In fact, the GCC provides for this indemnity to the supplier even in cases of tort proceedings against the operator under other laws unless the contract explicitly provides for it. Section 9.1(a) of the GCC says: Except in cases of criminal negligence or wilful misconduct, the Contractor shall not be liable to the Purchaser, whether in contract, tort, or otherwise, for any indirect or consequential loss or damage, loss of use, loss of production, or loss of profits or interest costs, provided that this exclusion shall not apply to any obligation of the Contractor to pay liquidated damages and/or any other penalties/recovery etc. specifically provided for in the Contract, to the Purchaser. This again would seem to be consistent with the prevalent international norms for right of recourse. In the wake of the Liability Act and the attendant rules, it remains to be seen whether NPCIL chooses to amend these provisions under the GCC for domestic suppliers.

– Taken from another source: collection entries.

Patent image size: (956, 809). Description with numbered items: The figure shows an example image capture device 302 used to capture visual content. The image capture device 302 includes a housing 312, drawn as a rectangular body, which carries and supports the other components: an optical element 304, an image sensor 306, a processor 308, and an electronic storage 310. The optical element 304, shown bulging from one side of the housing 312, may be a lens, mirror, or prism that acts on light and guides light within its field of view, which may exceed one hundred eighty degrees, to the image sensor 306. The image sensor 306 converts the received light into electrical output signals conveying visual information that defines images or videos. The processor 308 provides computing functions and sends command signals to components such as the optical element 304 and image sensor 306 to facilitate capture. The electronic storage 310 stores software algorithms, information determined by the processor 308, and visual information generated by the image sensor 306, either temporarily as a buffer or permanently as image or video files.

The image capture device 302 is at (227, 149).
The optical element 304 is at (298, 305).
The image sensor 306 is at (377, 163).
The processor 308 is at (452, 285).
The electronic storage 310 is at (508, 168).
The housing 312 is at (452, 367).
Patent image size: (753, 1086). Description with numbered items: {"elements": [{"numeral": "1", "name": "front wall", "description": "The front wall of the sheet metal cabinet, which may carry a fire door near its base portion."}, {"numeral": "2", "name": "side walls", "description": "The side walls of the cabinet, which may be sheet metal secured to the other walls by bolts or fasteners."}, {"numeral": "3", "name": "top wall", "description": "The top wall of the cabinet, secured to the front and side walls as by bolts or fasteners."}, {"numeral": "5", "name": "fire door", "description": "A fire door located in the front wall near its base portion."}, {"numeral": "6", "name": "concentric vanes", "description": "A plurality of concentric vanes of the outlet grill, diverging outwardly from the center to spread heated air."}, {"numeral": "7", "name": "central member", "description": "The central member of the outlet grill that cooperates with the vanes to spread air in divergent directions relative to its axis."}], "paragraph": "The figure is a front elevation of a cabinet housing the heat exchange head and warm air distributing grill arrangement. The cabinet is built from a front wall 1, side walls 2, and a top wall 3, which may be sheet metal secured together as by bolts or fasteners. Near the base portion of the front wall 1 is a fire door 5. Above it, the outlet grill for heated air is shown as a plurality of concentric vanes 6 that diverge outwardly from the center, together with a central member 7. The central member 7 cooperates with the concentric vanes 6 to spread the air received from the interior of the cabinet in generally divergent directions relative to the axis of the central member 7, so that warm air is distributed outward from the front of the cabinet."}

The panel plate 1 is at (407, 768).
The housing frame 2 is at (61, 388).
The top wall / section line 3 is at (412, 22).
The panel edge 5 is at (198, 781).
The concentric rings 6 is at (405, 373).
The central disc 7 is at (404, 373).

But, more pertinently, what will be the nature of the GCC that NPCIL would draw up for future contracts that it is likely to enter into directly with foreign suppliers? Will such a differential dispensation in commercial contracts with domestic and foreign suppliers be acceptable to the latter?
In queries to the different potential nuclear suppliers to India, such as Areva, GE and Westinghouse, all of them have said that they are still studying the rules and do not wish to make any comments. While the opposition parties have expressed their strong opposition to the rules by saying that the government has succumbed to suppliers' pressures, it is not clear as yet if these suppliers will accept the apparent relief from indefinite liability that the rules have now given them and begin to do business with NPCIL. If they do, the obvious impact of the rules is that there will be loading of cost of insuring for an amount equal to the extent of liability that the supplier is now exposed to for the initial five-year period, thus increasing project costs.
As for Parliament's assent to the rules, according to Section 48 of the Act, the rules made will remain before both Houses of Parliament, while in session, for a total period of 30 days which may be comprised in one session or in two or more successive sessions. For any amendment recommended by Parliament to become effective, both Houses will have to agree to the change(s). The winter session for the year will last for a month from November 22 to December 21. With the opposition having already publicly voiced their dissent to the rules, the issue is bound to occupy a substantial fraction of the session period with acrimonious debates.